Somehow, I have managed to create a routine for myself that reaffirms itself and the positive impact it has on my life without even really meaning to. I’m tired of hating my body because I’ve gained weight, and I’m tired of thinking about how much better my life was 5 years ago. I realized that spending my life thinking and talking about how much I hate my job and how much better my last one was only making it worse for me.
So, I decided that, dammit, I WILL enjoy every minute that I am not at work. I will ride my horse in the evening because it’s nice out, I enjoy it, and I pay all this money for her anyway. I will set goals, like “run a 5k” (I never ran until I will eat bananas and yogurt for breakfast instead of the office doughnuts, because I want to continue with the forward momentum.

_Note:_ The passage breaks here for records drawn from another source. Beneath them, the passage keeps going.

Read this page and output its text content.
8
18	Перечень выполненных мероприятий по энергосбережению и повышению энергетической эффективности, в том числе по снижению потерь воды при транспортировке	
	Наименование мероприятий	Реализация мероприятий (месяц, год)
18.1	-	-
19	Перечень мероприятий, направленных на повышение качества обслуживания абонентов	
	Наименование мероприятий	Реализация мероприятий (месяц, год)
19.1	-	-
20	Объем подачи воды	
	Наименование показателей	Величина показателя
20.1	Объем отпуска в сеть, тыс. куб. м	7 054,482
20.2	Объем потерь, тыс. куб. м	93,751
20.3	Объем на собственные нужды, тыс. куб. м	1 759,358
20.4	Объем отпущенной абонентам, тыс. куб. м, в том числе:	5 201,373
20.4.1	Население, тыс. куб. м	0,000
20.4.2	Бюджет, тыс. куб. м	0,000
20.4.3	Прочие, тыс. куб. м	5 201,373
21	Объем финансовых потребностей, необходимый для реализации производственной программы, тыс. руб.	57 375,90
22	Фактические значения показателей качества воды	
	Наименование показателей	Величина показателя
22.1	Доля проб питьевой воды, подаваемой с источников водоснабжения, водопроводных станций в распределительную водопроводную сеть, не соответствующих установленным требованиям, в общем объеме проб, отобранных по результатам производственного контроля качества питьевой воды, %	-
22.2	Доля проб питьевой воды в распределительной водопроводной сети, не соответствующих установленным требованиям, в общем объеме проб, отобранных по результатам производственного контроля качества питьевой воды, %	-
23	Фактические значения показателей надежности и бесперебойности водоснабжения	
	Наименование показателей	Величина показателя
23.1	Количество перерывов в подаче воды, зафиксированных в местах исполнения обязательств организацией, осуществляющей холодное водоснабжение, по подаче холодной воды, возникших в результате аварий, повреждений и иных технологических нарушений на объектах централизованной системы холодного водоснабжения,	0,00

In the past month or so, I’ve gone to several of the local open space preserves near me to hike/run. The first hike/run I tried was the Serpentine Loop at Edgewood Park in Redwood City, then I did “The Dish” at Stanford a few times. I really like the trails, I think it reminds me of being a kid. Someone recently pointed out to me that the awesome thing about running is that every time you do it, you become better. Which is totally true and REALLY what I need right now.
I even ran a 5k in Saratoga with my sister. And, I have to admit – one of the best things about running that 5k was the medal!
I have to keep reminding myself – forward momentum. Just keep going. Even if it’s at a slow pace, keep moving forward and stay in progress.